I'm doing a mediation analysis with longitudinal data where the predictor is binary (control/treatment) and one of the mediators is a variable (recall (ryes#)) participants were randomized to receive once during the study. We are looking at different lag patterns for various mediators and I'm having trouble getting the model to run since there is no correlation between the recall method at different weeks.

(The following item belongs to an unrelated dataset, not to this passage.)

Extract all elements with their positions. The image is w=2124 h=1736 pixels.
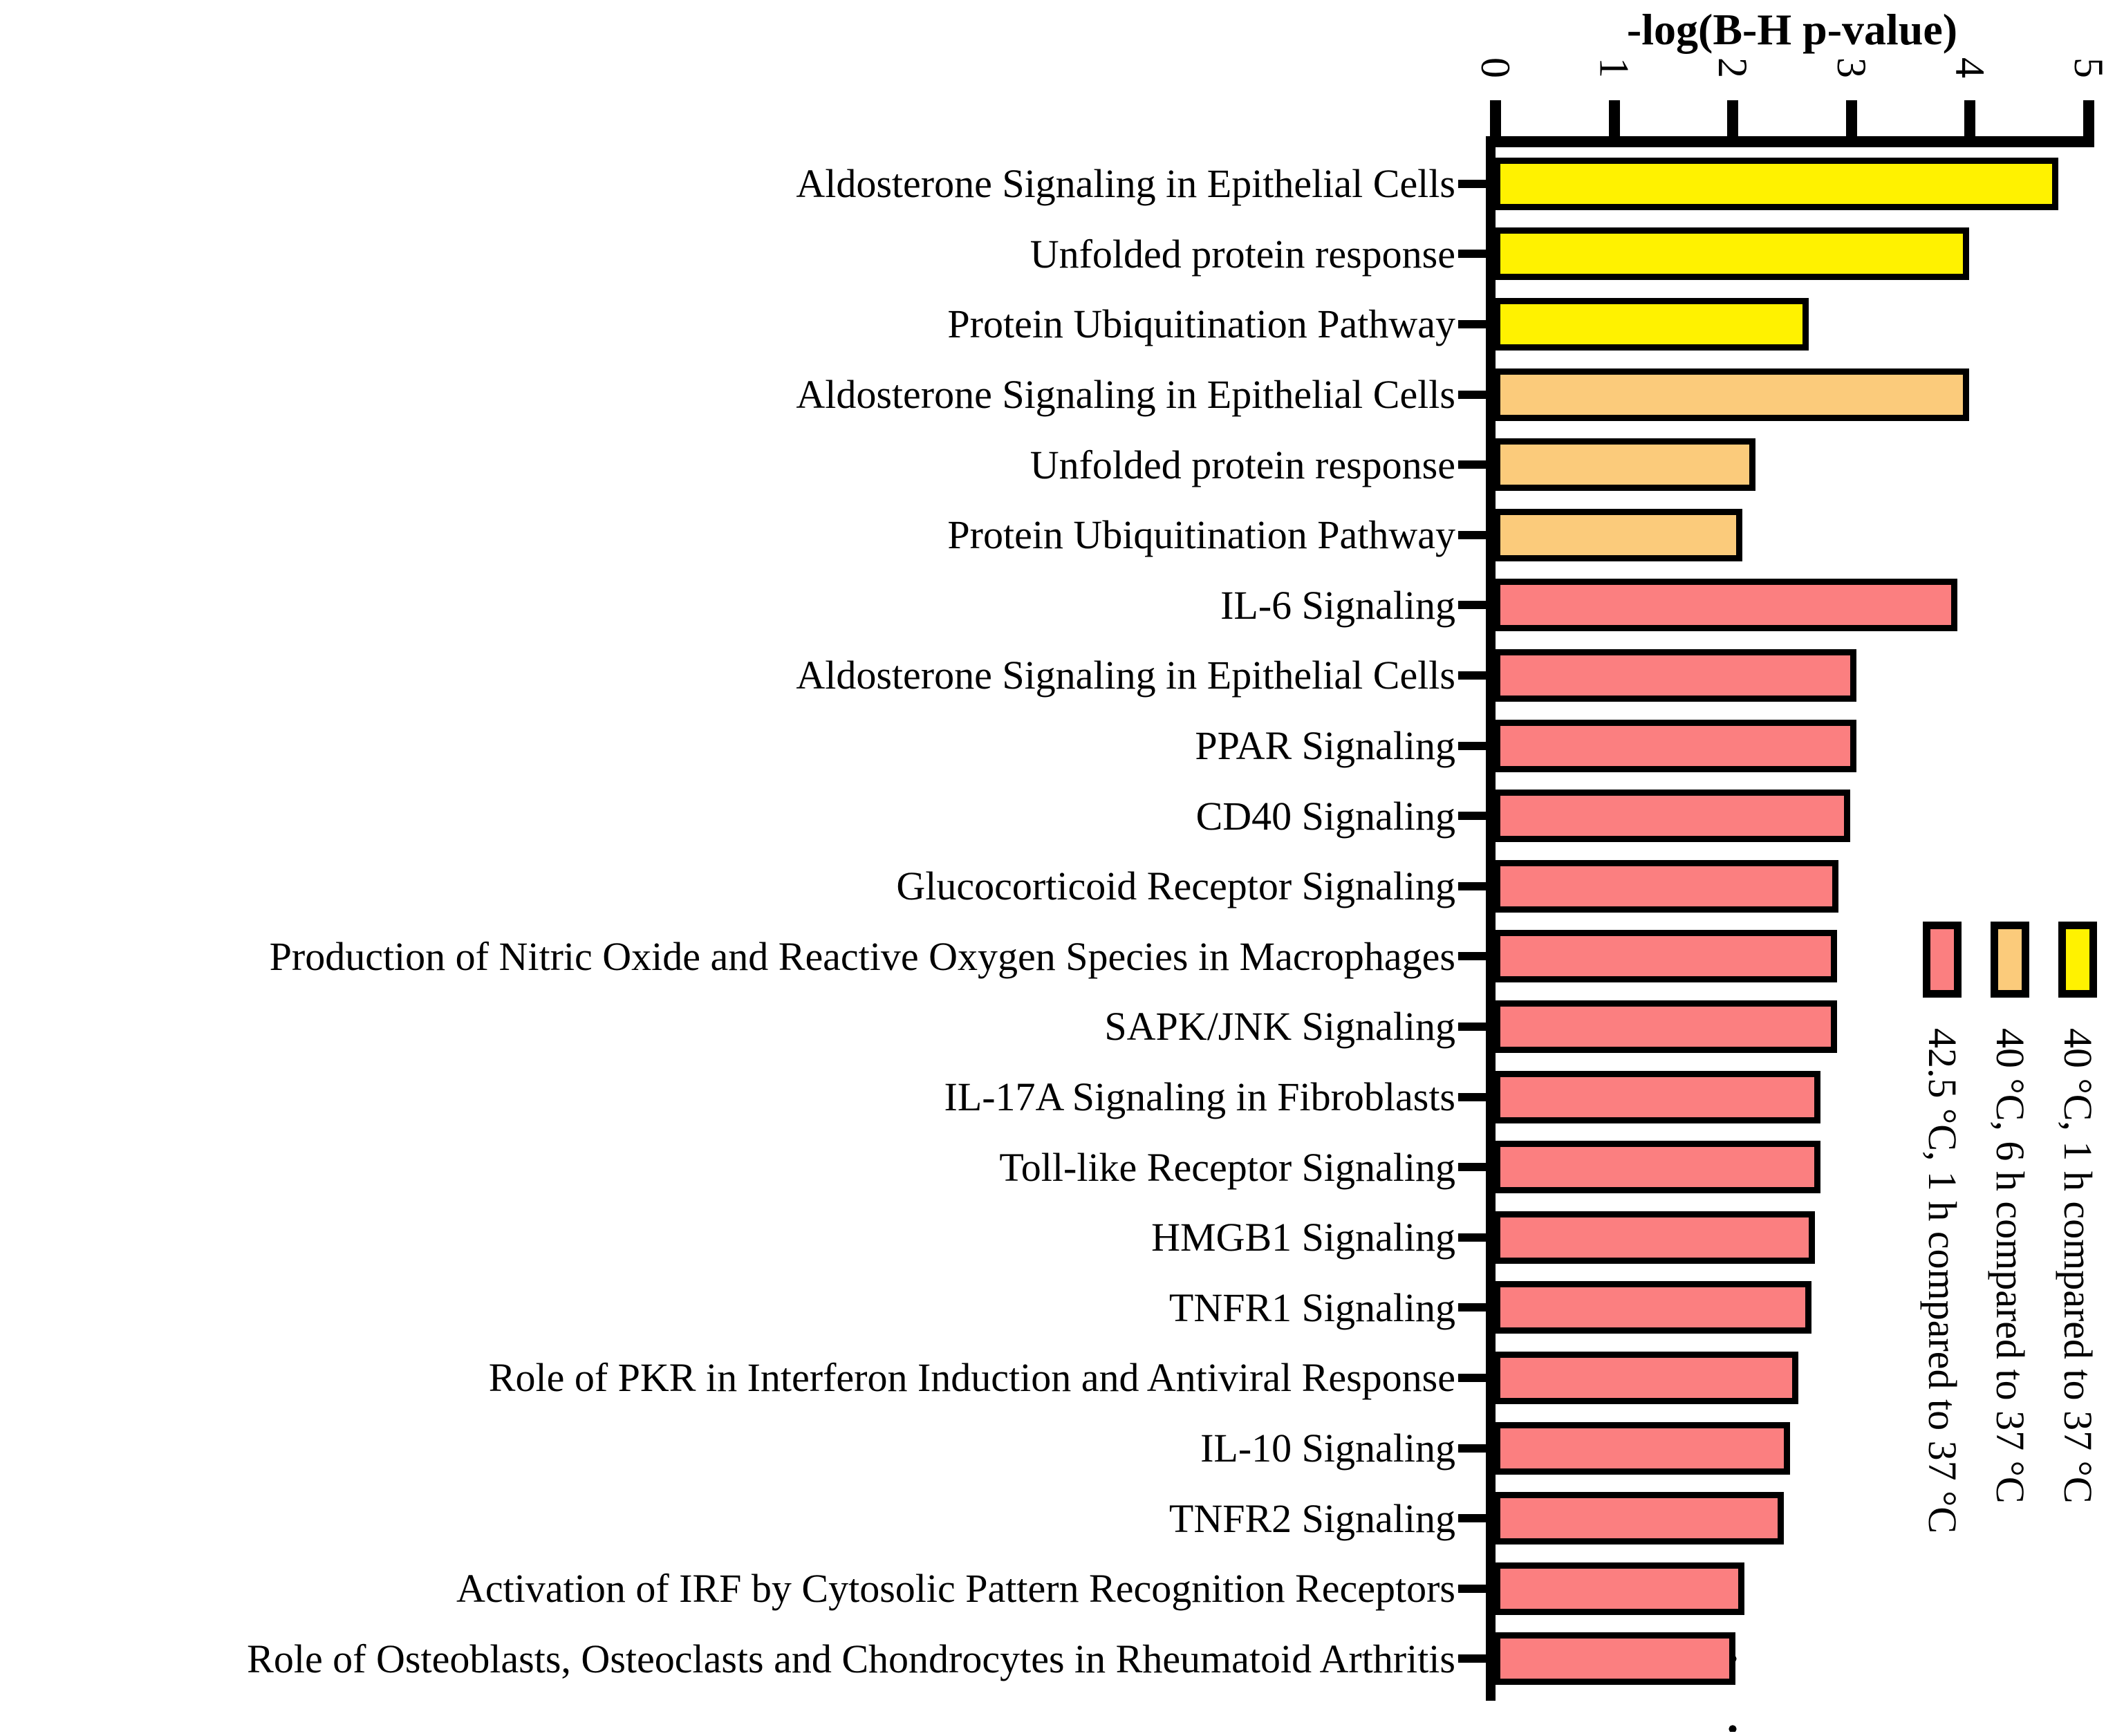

categorical=qa3 qa4 qa5 qa6 ryes3 ryes4 ryes5 ryes6; MISSING are all (-999);
ANALYSIS: estimator = WLSMV; !integration=montecarlo; parameterization=theta; coverage=0; !Bootstrap=1000; Model: !Measurement model (eliminated for space)
!start si week 3 si3 on group; elab3 on si3; norm3 on si3; ryes3 on si3; qa3 on elab3; qa3 on norm3; qa3 on ryes3; qa3 on group; qa3 on group elab3 norm3 ryes3;
!start si week 4 si4 on group; elab4 on si4; norm4 on si4; ryes4 on si4; qa4 on elab4; qa4 on norm4; qa4 on ryes4; qa4 on group; qa4 on group elab4 norm4 ryes4;
same for weeks 5 and 6 elim for space Errors that I get COMPUTATIONAL PROBLEMS ESTIMATING THE CORRELATION FOR RYES4 AND RYES3. THE MISSING DATA COVARIANCE COVERAGE FOR THIS PAIR IS ZERO.